The concept of “rolling debt” is something that most Americans are used to in the form of credit cards, since the debt “rolls” from month-to-month. While most can “roll” with the debt, if one is not careful, the debt can roll over a person and crush him financially. However, the Wall Street Journal reports this is what is about to happen to many Americans as the unemployment situation precipitated by COVID-19 is about cause a lot of credit card defaults.
Millions of Americans are skipping their credit-card payments as the coronavirus pandemic puts them out of work. Banks and other lenders that for years relied on heavy consumer spending to create big profits are preparing to struggle alongside their customers.
As the economy spirals, credit-card payments are one of the first places where the effects will show up. They are often the first loans people stop paying when money is tight. They are usually unsecured, which means lenders have little recourse if a borrower stops paying.
Many large card issuers, including Capital One, Discover Financial Services and Synchrony Financial, are letting borrowers pause their credit-card payments for a month or longer. Some are lowering or waiving late fees and interest charges, or even forgiving portions of customers’ balances.
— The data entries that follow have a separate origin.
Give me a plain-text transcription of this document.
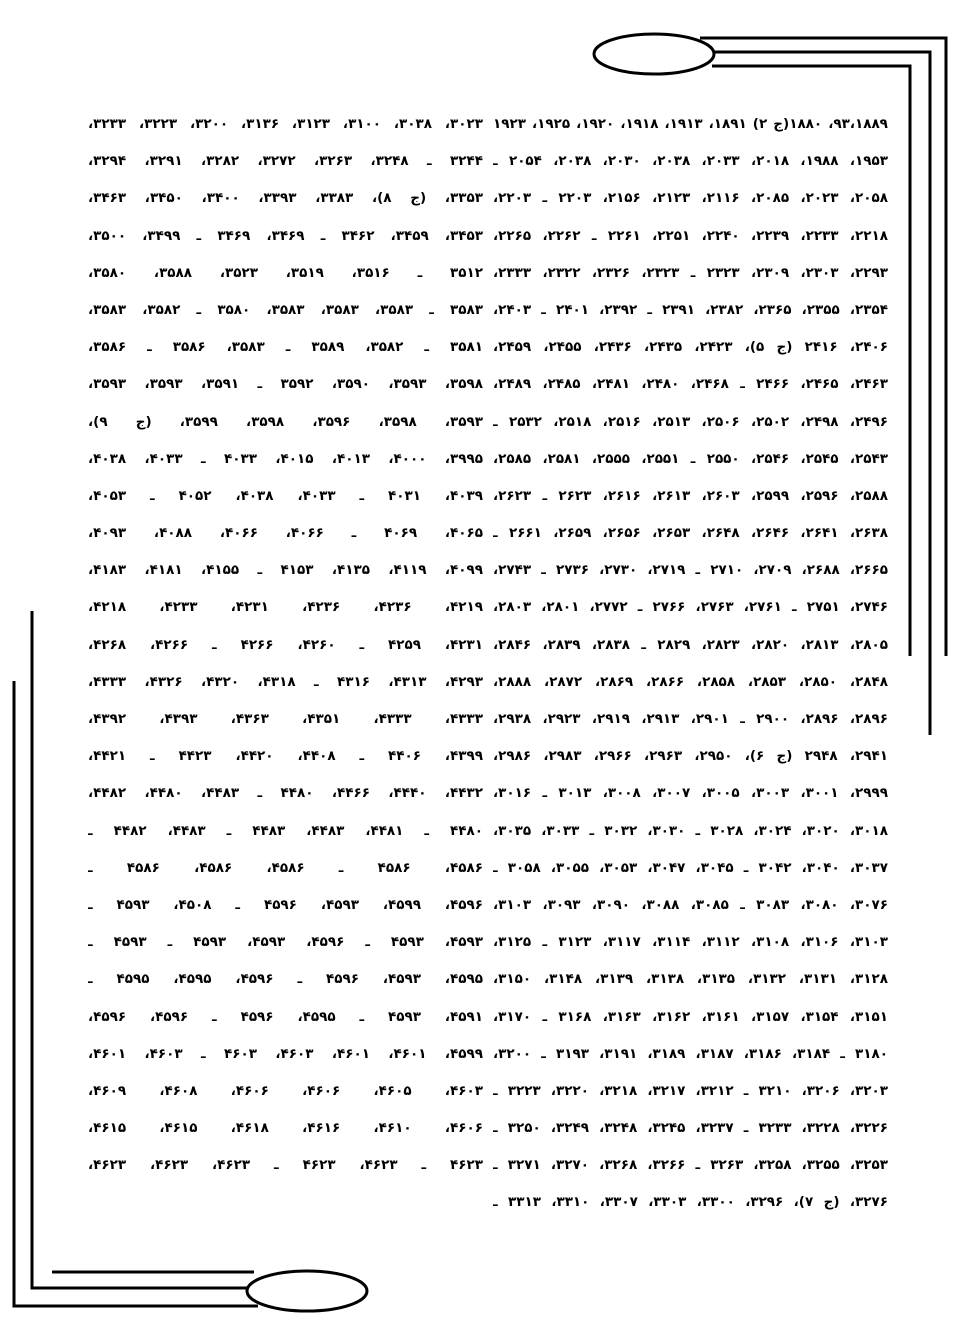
۹۳،۱۸۸۹، ۱۸۸۰(ج ۲) ۱۸۹۱، ۱۹۱۳، ۱۹۱۸، ۱۹۲۰، ۱۹۲۵، ۱۹۲۳
۱۹۵۳، ۱۹۸۸، ۲۰۱۸، ۲۰۳۳، ۲۰۳۸، ۲۰۳۰، ۲۰۳۸، ۲۰۵۴ ـ
۲۰۵۸، ۲۰۲۳، ۲۰۸۵، ۲۱۱۶، ۲۱۲۳، ۲۱۵۶، ۲۲۰۳ ـ ۲۲۰۳،
۲۲۱۸، ۲۲۳۳، ۲۲۳۹، ۲۲۴۰، ۲۲۵۱، ۲۲۶۱ ـ ۲۲۶۲، ۲۲۶۵،
۲۲۹۳، ۲۳۰۳، ۲۳۰۹، ۲۳۲۳ ـ ۲۳۲۳، ۲۳۲۶، ۲۳۲۲، ۲۳۳۳،
۲۳۵۴، ۲۳۵۵، ۲۳۶۵، ۲۳۸۲، ۲۳۹۱ ـ ۲۳۹۲، ۲۴۰۱ ـ ۲۴۰۳،
۲۴۰۶، ۲۴۱۶ (ج ۵)، ۲۴۲۳، ۲۴۳۵، ۲۴۳۶، ۲۴۵۵، ۲۴۵۹،
۲۴۶۳، ۲۴۶۵، ۲۴۶۶ ـ ۲۴۶۸، ۲۴۸۰، ۲۴۸۱، ۲۴۸۵، ۲۴۸۹،
۲۴۹۶، ۲۴۹۸، ۲۵۰۲، ۲۵۰۶، ۲۵۱۳، ۲۵۱۶، ۲۵۱۸، ۲۵۳۲ ـ
۲۵۴۳، ۲۵۴۵، ۲۵۴۶، ۲۵۵۰ ـ ۲۵۵۱، ۲۵۵۵، ۲۵۸۱، ۲۵۸۵،
۲۵۸۸، ۲۵۹۶، ۲۵۹۹، ۲۶۰۳، ۲۶۱۳، ۲۶۱۶، ۲۶۲۳ ـ ۲۶۲۳،
۲۶۳۸، ۲۶۴۱، ۲۶۴۶، ۲۶۴۸، ۲۶۵۳، ۲۶۵۶، ۲۶۵۹، ۲۶۶۱ ـ
۲۶۶۵، ۲۶۸۸، ۲۷۰۹، ۲۷۱۰ ـ ۲۷۱۹، ۲۷۳۰، ۲۷۳۶ ـ ۲۷۴۳،
۲۷۴۶، ۲۷۵۱ ـ ۲۷۶۱، ۲۷۶۳، ۲۷۶۶ ـ ۲۷۷۲، ۲۸۰۱، ۲۸۰۳،
۲۸۰۵، ۲۸۱۳، ۲۸۲۰، ۲۸۲۳، ۲۸۲۹ ـ ۲۸۳۸، ۲۸۳۹، ۲۸۴۶،
۲۸۴۸، ۲۸۵۰، ۲۸۵۳، ۲۸۵۸، ۲۸۶۶، ۲۸۶۹، ۲۸۷۲، ۲۸۸۸،
۲۸۹۶، ۲۸۹۶، ۲۹۰۰ ـ ۲۹۰۱، ۲۹۱۳، ۲۹۱۹، ۲۹۲۳، ۲۹۳۸،
۲۹۴۱، ۲۹۴۸ (ج ۶)، ۲۹۵۰، ۲۹۶۳، ۲۹۶۶، ۲۹۸۳، ۲۹۸۶،
۲۹۹۹، ۳۰۰۱، ۳۰۰۳، ۳۰۰۵، ۳۰۰۷، ۳۰۰۸، ۳۰۱۳ ـ ۳۰۱۶،
۳۰۱۸، ۳۰۲۰، ۳۰۲۴، ۳۰۲۸ ـ ۳۰۳۰، ۳۰۳۲ ـ ۳۰۳۳، ۳۰۳۵،
۳۰۳۷، ۳۰۴۰، ۳۰۴۲ ـ ۳۰۴۵، ۳۰۴۷، ۳۰۵۳، ۳۰۵۵، ۳۰۵۸ ـ
۳۰۷۶، ۳۰۸۰، ۳۰۸۳ ـ ۳۰۸۵، ۳۰۸۸، ۳۰۹۰، ۳۰۹۳، ۳۱۰۳،
۳۱۰۳، ۳۱۰۶، ۳۱۰۸، ۳۱۱۲، ۳۱۱۴، ۳۱۱۷، ۳۱۲۳ ـ ۳۱۲۵،
۳۱۲۸، ۳۱۳۱، ۳۱۳۲، ۳۱۳۵، ۳۱۳۸، ۳۱۳۹، ۳۱۴۸، ۳۱۵۰،
۳۱۵۱، ۳۱۵۴، ۳۱۵۷، ۳۱۶۱، ۳۱۶۲، ۳۱۶۳، ۳۱۶۸ ـ ۳۱۷۰،
۳۱۸۰ ـ ۳۱۸۴، ۳۱۸۶، ۳۱۸۷، ۳۱۸۹، ۳۱۹۱، ۳۱۹۳ ـ ۳۲۰۰،
۳۲۰۳، ۳۲۰۶، ۳۲۱۰ ـ ۳۲۱۲، ۳۲۱۷، ۳۲۱۸، ۳۲۲۰، ۳۲۲۳ ـ
۳۲۲۶، ۳۲۲۸، ۳۲۳۳ ـ ۳۲۳۷، ۳۲۴۵، ۳۲۴۸، ۳۲۴۹، ۳۲۵۰ ـ
۳۲۵۳، ۳۲۵۵، ۳۲۵۸، ۳۲۶۳ ـ ۳۲۶۶، ۳۲۶۸، ۳۲۷۰، ۳۲۷۱ ـ
۳۲۷۶، (ج ۷)، ۳۲۹۶، ۳۳۰۰، ۳۳۰۳، ۳۳۰۷، ۳۳۱۰، ۳۳۱۳ ـ
۳۰۲۳، ۳۰۳۸، ۳۱۰۰، ۳۱۲۳، ۳۱۳۶، ۳۲۰۰، ۳۲۲۳، ۳۲۳۳،
۳۲۴۴ ـ ۳۲۴۸، ۳۲۶۳، ۳۲۷۲، ۳۲۸۲، ۳۲۹۱، ۳۲۹۴،
۳۳۵۳، (ج ۸)، ۳۳۸۳، ۳۳۹۳، ۳۴۰۰، ۳۴۵۰، ۳۴۶۳،
۳۴۵۳، ۳۴۵۹، ۳۴۶۲ ـ ۳۴۶۹، ۳۴۶۹ ـ ۳۴۹۹، ۳۵۰۰،
۳۵۱۲ ـ ۳۵۱۶، ۳۵۱۹، ۳۵۲۳، ۳۵۸۸، ۳۵۸۰،
۳۵۸۳ ـ ۳۵۸۳، ۳۵۸۳، ۳۵۸۳، ۳۵۸۰ ـ ۳۵۸۲، ۳۵۸۳،
۳۵۸۱ ـ ۳۵۸۲، ۳۵۸۹ ـ ۳۵۸۳، ۳۵۸۶ ـ ۳۵۸۶،
۳۵۹۸، ۳۵۹۳، ۳۵۹۰، ۳۵۹۲ ـ ۳۵۹۱، ۳۵۹۳، ۳۵۹۳،
۳۵۹۳، ۳۵۹۸، ۳۵۹۶، ۳۵۹۸، ۳۵۹۹، (ج ۹)،
۳۹۹۵، ۴۰۰۰، ۴۰۱۳، ۴۰۱۵، ۴۰۳۳ ـ ۴۰۳۳، ۴۰۳۸،
۴۰۳۹، ۴۰۳۱ ـ ۴۰۳۳، ۴۰۳۸، ۴۰۵۲ ـ ۴۰۵۳،
۴۰۶۵، ۴۰۶۹ ـ ۴۰۶۶، ۴۰۶۶، ۴۰۸۸، ۴۰۹۳،
۴۰۹۹، ۴۱۱۹، ۴۱۳۵، ۴۱۵۳ ـ ۴۱۵۵، ۴۱۸۱، ۴۱۸۳،
۴۲۱۹، ۴۲۳۶، ۴۲۳۶، ۴۲۳۱، ۴۲۳۳، ۴۲۱۸،
۴۲۳۱، ۴۲۵۹ ـ ۴۲۶۰، ۴۲۶۶ ـ ۴۲۶۶، ۴۲۶۸،
۴۲۹۳، ۴۳۱۳، ۴۳۱۶ ـ ۴۳۱۸، ۴۳۲۰، ۴۳۲۶، ۴۳۳۳،
۴۳۳۳، ۴۳۳۳، ۴۳۵۱، ۴۳۶۳، ۴۳۹۳، ۴۳۹۲،
۴۳۹۹، ۴۴۰۶ ـ ۴۴۰۸، ۴۴۲۰، ۴۴۲۳ ـ ۴۴۲۱،
۴۴۳۲، ۴۴۴۰، ۴۴۶۶، ۴۴۸۰ ـ ۴۴۸۳، ۴۴۸۰، ۴۴۸۲،
۴۴۸۰ ـ ۴۴۸۱، ۴۴۸۳، ۴۴۸۳ ـ ۴۴۸۳، ۴۴۸۲ ـ
۴۵۸۶، ۴۵۸۶ ـ ۴۵۸۶، ۴۵۸۶، ۴۵۸۶ ـ
۴۵۹۶، ۴۵۹۹، ۴۵۹۳، ۴۵۹۶ ـ ۴۵۰۸، ۴۵۹۳ ـ
۴۵۹۳، ۴۵۹۳ ـ ۴۵۹۶، ۴۵۹۳، ۴۵۹۳ ـ ۴۵۹۳ ـ
۴۵۹۵، ۴۵۹۳، ۴۵۹۶ ـ ۴۵۹۶، ۴۵۹۵، ۴۵۹۵ ـ
۴۵۹۱، ۴۵۹۳ ـ ۴۵۹۵، ۴۵۹۶ ـ ۴۵۹۶، ۴۵۹۶،
۴۵۹۹، ۴۶۰۱، ۴۶۰۱، ۴۶۰۳، ۴۶۰۳ ـ ۴۶۰۳، ۴۶۰۱،
۴۶۰۳، ۴۶۰۵، ۴۶۰۶، ۴۶۰۶، ۴۶۰۸، ۴۶۰۹،
۴۶۰۶، ۴۶۱۰، ۴۶۱۶، ۴۶۱۸، ۴۶۱۵، ۴۶۱۵،
۴۶۲۳ ـ ۴۶۲۳، ۴۶۲۳ ـ ۴۶۲۳، ۴۶۲۳، ۴۶۲۳،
Those suspensions will allow some borrowers to stay afloat, but only temporarily. Companies and analysts expect delinquencies and charge-offs to soar later this year. Banks and other lenders can only shoulder the unpaid loans for so long before they face a reckoning too. (source)
This is just the beginning of the debt crisis. It is going to destroy the credit of many Americans and worsen the already dire financial situation.
Keep an eye on this because this could lead to exposing the housing, auto, and student loan debts that when revealed will crush the economy, or what is rather left of it.